The Independent Power Producers Association of British Columbia kicks off its 2008 Annual Conference tomorrow in Vancouver, BC.  As the independent power sector ramps up for the 2008 Clean Power Call with proposal submissions due to BC Hydro on November 25, 2008, you can be certain that the Clean Power Call will be the hot topic of conversation among the 500 plus delegates attending the 2 day conference.  But there are 3 other power calls from BC Hydro that will also garner some attention: the Bioenergy Call, the Standing Offer Program and the Remote Community Electrification Program.

The IPPBC 2008 Conference, attended by industry leaders, First Nations representatives, government officials and alternative energy entrepreneurs, will focus on two general areas: Calls and Context, and Bidding.  Day one of the conference will include panels addressing electricity, transmission and public policy, and project permitting.  Day two will focus on matters relating to bidding on, and construction, of IPP projects, First Nations and IPP's, project finance and a very interesting panel discussion on future electricity, such as electric vehicles, big batteries, ocean energy and renewable markets. 
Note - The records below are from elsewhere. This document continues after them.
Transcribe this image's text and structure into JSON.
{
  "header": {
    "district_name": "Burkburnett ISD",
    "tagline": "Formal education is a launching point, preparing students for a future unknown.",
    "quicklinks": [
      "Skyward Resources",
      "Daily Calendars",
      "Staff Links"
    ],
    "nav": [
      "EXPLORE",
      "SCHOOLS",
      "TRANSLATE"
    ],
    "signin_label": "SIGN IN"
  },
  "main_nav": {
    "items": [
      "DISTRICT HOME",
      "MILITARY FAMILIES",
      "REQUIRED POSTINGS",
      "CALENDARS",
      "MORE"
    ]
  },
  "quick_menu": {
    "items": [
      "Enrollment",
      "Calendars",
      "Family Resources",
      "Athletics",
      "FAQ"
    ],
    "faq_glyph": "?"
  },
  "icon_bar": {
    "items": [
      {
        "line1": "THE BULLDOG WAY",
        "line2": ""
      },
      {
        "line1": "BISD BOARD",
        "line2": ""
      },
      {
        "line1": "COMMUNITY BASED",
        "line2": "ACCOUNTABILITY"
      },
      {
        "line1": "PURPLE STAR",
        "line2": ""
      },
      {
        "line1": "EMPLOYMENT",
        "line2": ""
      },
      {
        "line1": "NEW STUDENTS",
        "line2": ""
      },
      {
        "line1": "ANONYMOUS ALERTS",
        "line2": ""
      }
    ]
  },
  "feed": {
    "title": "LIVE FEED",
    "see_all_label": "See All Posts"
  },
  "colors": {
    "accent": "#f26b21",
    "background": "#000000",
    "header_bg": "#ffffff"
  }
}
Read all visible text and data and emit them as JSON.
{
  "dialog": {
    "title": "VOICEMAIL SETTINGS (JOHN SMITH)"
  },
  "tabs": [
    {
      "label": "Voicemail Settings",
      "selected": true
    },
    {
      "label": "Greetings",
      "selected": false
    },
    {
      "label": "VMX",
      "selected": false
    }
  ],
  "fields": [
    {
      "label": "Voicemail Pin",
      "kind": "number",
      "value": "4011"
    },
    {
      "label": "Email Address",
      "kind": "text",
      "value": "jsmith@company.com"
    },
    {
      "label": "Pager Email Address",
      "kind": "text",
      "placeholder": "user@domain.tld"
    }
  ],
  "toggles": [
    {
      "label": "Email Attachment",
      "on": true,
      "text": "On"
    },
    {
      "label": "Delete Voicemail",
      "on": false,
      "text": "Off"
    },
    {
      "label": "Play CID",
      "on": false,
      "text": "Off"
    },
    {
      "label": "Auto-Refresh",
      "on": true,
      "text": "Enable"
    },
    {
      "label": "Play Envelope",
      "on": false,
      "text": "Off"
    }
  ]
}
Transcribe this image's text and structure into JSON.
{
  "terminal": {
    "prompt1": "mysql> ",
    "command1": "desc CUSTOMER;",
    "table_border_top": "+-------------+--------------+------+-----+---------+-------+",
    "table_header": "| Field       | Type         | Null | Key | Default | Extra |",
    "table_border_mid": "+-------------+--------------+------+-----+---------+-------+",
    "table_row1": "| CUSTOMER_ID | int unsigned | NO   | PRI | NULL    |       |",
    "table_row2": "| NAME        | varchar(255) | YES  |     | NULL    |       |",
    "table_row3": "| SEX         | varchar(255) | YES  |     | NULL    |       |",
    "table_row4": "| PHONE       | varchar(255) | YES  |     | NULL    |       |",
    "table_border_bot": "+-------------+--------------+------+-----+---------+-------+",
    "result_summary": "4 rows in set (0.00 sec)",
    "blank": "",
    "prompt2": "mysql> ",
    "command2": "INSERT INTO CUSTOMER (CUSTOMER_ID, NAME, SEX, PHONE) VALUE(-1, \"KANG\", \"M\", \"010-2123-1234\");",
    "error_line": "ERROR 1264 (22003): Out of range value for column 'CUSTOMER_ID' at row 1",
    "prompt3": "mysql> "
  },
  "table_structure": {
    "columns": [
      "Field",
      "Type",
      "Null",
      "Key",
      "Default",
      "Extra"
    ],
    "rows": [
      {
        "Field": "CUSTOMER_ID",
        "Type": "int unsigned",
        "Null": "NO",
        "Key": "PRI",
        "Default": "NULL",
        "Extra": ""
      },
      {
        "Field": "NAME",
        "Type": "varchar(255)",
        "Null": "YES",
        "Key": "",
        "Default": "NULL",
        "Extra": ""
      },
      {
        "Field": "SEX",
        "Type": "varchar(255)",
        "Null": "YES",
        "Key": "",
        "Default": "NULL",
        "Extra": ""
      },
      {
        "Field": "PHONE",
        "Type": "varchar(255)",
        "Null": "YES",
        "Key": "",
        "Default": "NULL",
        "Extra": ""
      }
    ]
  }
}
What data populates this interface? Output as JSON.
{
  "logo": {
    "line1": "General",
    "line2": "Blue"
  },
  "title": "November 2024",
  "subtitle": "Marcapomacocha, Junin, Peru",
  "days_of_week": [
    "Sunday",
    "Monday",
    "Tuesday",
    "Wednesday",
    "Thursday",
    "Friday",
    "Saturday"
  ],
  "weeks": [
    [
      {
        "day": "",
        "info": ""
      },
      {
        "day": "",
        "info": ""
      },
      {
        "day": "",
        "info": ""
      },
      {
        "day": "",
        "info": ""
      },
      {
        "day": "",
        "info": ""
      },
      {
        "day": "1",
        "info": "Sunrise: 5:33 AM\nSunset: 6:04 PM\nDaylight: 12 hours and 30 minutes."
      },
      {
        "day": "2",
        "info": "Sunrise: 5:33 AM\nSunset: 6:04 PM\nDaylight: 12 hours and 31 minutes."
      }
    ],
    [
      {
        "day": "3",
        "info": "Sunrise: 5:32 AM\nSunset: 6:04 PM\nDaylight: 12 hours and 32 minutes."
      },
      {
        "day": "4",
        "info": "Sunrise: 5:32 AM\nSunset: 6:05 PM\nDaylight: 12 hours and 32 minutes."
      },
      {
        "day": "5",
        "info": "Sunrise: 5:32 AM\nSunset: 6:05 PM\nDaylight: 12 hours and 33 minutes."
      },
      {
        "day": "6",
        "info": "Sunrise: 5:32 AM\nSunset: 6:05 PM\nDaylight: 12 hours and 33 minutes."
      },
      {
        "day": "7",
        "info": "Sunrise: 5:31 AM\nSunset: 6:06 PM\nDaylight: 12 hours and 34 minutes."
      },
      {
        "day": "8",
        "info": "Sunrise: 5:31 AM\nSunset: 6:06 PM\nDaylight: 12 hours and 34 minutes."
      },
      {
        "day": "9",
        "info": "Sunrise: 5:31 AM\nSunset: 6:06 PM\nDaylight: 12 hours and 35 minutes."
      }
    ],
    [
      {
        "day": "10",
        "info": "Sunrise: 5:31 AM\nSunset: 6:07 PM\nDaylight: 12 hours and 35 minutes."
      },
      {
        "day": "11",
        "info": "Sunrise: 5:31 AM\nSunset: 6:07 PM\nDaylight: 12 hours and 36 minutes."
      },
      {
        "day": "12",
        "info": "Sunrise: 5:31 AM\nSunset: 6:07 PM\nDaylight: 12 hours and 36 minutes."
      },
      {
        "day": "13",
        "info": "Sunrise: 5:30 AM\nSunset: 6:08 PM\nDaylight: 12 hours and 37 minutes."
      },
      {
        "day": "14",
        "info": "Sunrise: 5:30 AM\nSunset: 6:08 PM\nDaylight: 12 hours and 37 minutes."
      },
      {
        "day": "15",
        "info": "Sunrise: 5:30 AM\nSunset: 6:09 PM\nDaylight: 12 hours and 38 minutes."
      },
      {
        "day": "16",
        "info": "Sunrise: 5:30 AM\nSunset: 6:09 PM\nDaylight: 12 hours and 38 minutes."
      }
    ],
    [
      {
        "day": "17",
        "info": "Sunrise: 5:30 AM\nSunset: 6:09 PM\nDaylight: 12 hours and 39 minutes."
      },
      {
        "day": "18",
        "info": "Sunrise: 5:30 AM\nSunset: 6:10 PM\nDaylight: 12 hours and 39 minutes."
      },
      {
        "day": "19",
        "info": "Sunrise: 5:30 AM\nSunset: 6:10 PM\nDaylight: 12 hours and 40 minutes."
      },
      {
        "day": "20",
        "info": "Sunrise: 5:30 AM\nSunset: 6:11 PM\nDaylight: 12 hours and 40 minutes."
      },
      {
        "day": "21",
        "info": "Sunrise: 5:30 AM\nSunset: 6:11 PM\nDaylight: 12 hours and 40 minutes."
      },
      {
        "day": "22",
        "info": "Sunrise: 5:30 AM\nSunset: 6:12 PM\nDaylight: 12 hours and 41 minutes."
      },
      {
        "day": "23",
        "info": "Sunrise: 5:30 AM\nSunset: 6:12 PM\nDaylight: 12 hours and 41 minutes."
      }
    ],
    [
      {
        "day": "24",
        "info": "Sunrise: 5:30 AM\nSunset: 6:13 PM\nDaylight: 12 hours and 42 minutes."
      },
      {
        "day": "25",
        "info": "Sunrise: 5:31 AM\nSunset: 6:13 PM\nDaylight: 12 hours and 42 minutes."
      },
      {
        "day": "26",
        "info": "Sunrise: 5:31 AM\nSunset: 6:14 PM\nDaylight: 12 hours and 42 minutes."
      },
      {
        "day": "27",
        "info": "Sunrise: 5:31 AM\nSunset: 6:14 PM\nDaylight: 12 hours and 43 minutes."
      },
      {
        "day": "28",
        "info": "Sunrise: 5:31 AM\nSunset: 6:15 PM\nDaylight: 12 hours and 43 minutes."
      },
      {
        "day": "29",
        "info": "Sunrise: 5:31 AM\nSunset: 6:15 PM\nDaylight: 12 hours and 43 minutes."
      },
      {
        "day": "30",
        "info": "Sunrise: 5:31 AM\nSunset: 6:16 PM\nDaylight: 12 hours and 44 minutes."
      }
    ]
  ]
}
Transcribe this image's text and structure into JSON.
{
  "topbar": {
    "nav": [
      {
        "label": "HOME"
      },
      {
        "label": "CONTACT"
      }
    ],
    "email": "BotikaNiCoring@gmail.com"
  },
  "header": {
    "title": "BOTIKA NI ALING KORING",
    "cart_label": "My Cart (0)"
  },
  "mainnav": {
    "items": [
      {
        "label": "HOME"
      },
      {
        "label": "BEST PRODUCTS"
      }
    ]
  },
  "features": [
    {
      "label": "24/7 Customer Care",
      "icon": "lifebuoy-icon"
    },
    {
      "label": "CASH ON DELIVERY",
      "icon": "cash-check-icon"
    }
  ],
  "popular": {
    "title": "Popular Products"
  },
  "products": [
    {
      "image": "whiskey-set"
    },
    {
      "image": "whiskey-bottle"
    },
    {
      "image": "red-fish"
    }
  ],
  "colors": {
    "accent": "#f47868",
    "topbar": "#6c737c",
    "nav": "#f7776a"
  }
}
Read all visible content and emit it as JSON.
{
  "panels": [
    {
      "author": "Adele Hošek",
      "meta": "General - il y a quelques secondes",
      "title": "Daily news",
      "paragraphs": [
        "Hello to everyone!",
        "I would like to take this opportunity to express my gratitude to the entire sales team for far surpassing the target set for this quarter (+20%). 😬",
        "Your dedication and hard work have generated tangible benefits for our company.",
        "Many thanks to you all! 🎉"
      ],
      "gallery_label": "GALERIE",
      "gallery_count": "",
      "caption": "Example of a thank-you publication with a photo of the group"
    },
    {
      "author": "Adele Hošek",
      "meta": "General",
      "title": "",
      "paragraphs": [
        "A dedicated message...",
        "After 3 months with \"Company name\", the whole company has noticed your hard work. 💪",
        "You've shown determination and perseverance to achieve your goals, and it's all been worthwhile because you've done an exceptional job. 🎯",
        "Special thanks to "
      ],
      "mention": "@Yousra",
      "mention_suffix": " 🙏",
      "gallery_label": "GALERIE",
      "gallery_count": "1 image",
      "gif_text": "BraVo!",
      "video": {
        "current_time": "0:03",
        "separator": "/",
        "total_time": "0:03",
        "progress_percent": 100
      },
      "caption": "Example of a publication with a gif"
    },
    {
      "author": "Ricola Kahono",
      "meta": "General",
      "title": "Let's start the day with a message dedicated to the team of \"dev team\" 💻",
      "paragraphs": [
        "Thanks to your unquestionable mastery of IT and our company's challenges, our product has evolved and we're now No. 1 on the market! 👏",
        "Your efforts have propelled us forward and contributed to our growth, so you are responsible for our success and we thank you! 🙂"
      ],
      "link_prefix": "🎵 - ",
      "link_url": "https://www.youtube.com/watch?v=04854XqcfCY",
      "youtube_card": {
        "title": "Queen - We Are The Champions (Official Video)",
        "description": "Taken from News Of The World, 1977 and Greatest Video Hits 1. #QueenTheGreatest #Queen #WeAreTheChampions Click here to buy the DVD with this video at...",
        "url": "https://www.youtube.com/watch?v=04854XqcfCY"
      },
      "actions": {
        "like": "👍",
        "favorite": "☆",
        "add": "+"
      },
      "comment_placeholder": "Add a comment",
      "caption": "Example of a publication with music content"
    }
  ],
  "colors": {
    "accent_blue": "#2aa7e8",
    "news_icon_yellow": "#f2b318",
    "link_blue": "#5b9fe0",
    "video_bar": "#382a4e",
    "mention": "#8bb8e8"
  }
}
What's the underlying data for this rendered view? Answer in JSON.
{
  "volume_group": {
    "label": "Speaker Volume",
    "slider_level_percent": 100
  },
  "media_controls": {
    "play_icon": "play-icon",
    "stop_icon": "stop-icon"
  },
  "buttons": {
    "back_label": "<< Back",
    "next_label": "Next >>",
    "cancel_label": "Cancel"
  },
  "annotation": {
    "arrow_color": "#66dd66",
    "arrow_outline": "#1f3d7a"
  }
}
With its vast river systems, geothermal fields, wind capacity, miles of coastline, developed forest and agricultural industries, British Columbia has significant natural resources to be a world leader in producing power from green sources.  With the recent calls to power, independent power producers are stepping up in great numbers to meet the increasing demand for alternative energy with tremendous determination and innovation. 

We will be attending the IPPBC Annual Conference and you can read our report about it on Megawatt later in the week.